Revolta da Chibata: A resistência do povo negro

A Revolta da Chibata foi um movimento de resistência ocorrido nas primeiras décadas da República que evidenciou as condições que os marinheiros, preponderantemente negros e mulatos, eram submetidos sob a conivência do Estado brasileiro
Tipo Análise
Marinheiros no encouraçado São Paulo na Revolta da Chibata (Foto: Biblioteca Nacional Digital)
Foto: Biblioteca Nacional Digital Marinheiros no encouraçado São Paulo na Revolta da Chibata

O racismo fazia presença na Marinha do Brasil, proibidos com o advento da República, os castigos corporais mantinham-se como elemento disciplinador entre os marinheiros. A oficialidade composta por brancos, com formação e recursos para sustentar seu status, perpetuava o abismo social com o analfabetismo e miséria dos marinheiros, a maior parte constituída por negros e mulatos, que, em geral, eram alistados por força policial.

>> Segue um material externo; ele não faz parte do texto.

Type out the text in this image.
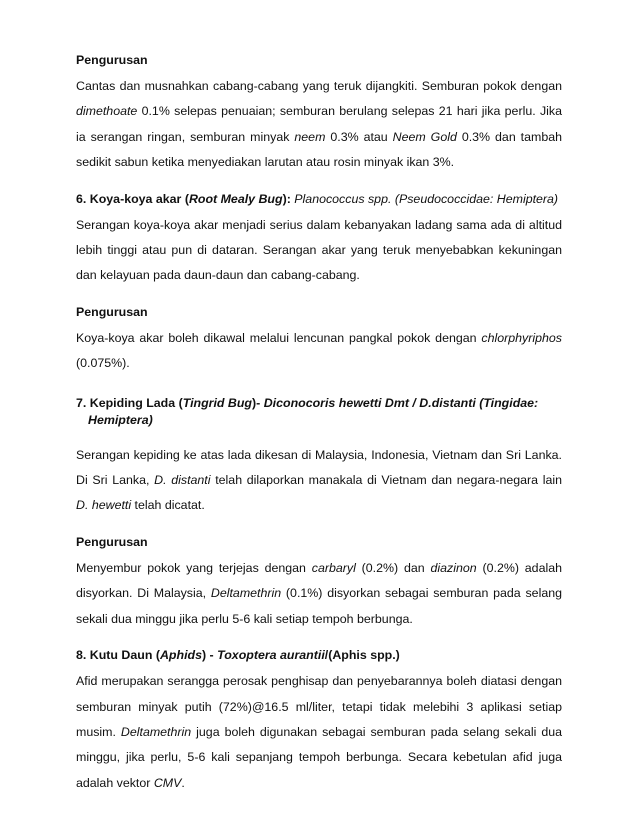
Pengurusan

Cantas dan musnahkan cabang-cabang yang teruk dijangkiti. Semburan pokok dengan dimethoate 0.1% selepas penuaian; semburan berulang selepas 21 hari jika perlu. Jika ia serangan ringan, semburan minyak neem 0.3% atau Neem Gold 0.3% dan tambah sedikit sabun ketika menyediakan larutan atau rosin minyak ikan 3%.

6. Koya-koya akar (Root Mealy Bug): Planococcus spp. (Pseudococcidae: Hemiptera)

Serangan koya-koya akar menjadi serius dalam kebanyakan ladang sama ada di altitud lebih tinggi atau pun di dataran. Serangan akar yang teruk menyebabkan kekuningan dan kelayuan pada daun-daun dan cabang-cabang.

Pengurusan

Koya-koya akar boleh dikawal melalui lencunan pangkal pokok dengan chlorphyriphos (0.075%).

7. Kepiding Lada (Tingrid Bug)- Diconocoris hewetti Dmt / D.distanti (Tingidae: Hemiptera)

Serangan kepiding ke atas lada dikesan di Malaysia, Indonesia, Vietnam dan Sri Lanka. Di Sri Lanka, D. distanti telah dilaporkan manakala di Vietnam dan negara-negara lain D. hewetti telah dicatat.

Pengurusan

Menyembur pokok yang terjejas dengan carbaryl (0.2%) dan diazinon (0.2%) adalah disyorkan. Di Malaysia, Deltamethrin (0.1%) disyorkan sebagai semburan pada selang sekali dua minggu jika perlu 5-6 kali setiap tempoh berbunga.

8. Kutu Daun (Aphids) - Toxoptera aurantii/(Aphis spp.)

Afid merupakan serangga perosak penghisap dan penyebarannya boleh diatasi dengan semburan minyak putih (72%)@16.5 ml/liter, tetapi tidak melebihi 3 aplikasi setiap musim. Deltamethrin juga boleh digunakan sebagai semburan pada selang sekali dua minggu, jika perlu, 5-6 kali sepanjang tempoh berbunga. Secara kebetulan afid juga adalah vektor CMV.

Além dos castigos corporais, os marinheiros eram submetidos a baixos salários, péssima alimentação e difíceis condições de trabalho, com quantidade deficiente de pessoal sofriam exaustiva sobrecarga de trabalho.

O Brasil aspirava, no início do século XX, construir a imagem de “ordem e progresso” junto à comunidade internacional, a economia iniciava recuperação com o aumento das exportações atrelado ao plantio de café. Para apoiar tal modelo a Marinha encomendou na Inglaterra quatro encouraçados, na época, os mais potentes do mundo. Marinheiros brasileiros foram enviados à Inglaterra para treinamento dos novos equipamentos, paralelamente, através da integração com marinheiros ingleses, mais politizados e organizados, foram compreendendo as discrepâncias e abusos que estavam submetidos. Uma inspiração para o que viria a seguir veio com o conhecimento do motim dos marinheiros da Armada Imperial Russa, realizado em 1905, no encouraçado Potemkin.

A conscientização dos marinheiros avançava e as degradantes condições tornaram-se insuportáveis, o protesto começava a ser gestado. No retorno da Europa, os marinheiros reuniram-se com o presidente Nilo Peçanha pedindo o fim dos castigos físicos, sem serem atendidos a sublevação ganhou força.

A Revolta da Chibata (ganhou esse nome a partir do livro “A Revolta da Chibata”, de 1959, do jornalista Edmar Morel) foi deflagrada com o castigo de 250 chibatadas do marinheiro negro Marcelino Rodrigues de Menezes, a punição máxima era 25. Em 22 de novembro de 1910 a revolta inicia com os marinheiros controlando os encouraçados Minas Gerais e São Paulo (reflexo da política do café com leite), cruzador Bahia, navio de defesa costeira Deodoro, navio República, navio-escola Benjamin Constant e torpedeiros Tamoio e Timbira. Na disputa pelo controle das embarcações, mortes aconteceram entre oficiais e marinheiros.

O presidente Hermes da Fonseca recebeu telegrama pedindo o fim dos castigos corporais e melhores condições de trabalho. Tiro de advertência foi lançado em direção ao Rio de Janeiro e atingiu cortiço no Morro do Castelo, duas crianças morreram, marinheiros dos navios sublevados cotizaram os custos do enterro delas.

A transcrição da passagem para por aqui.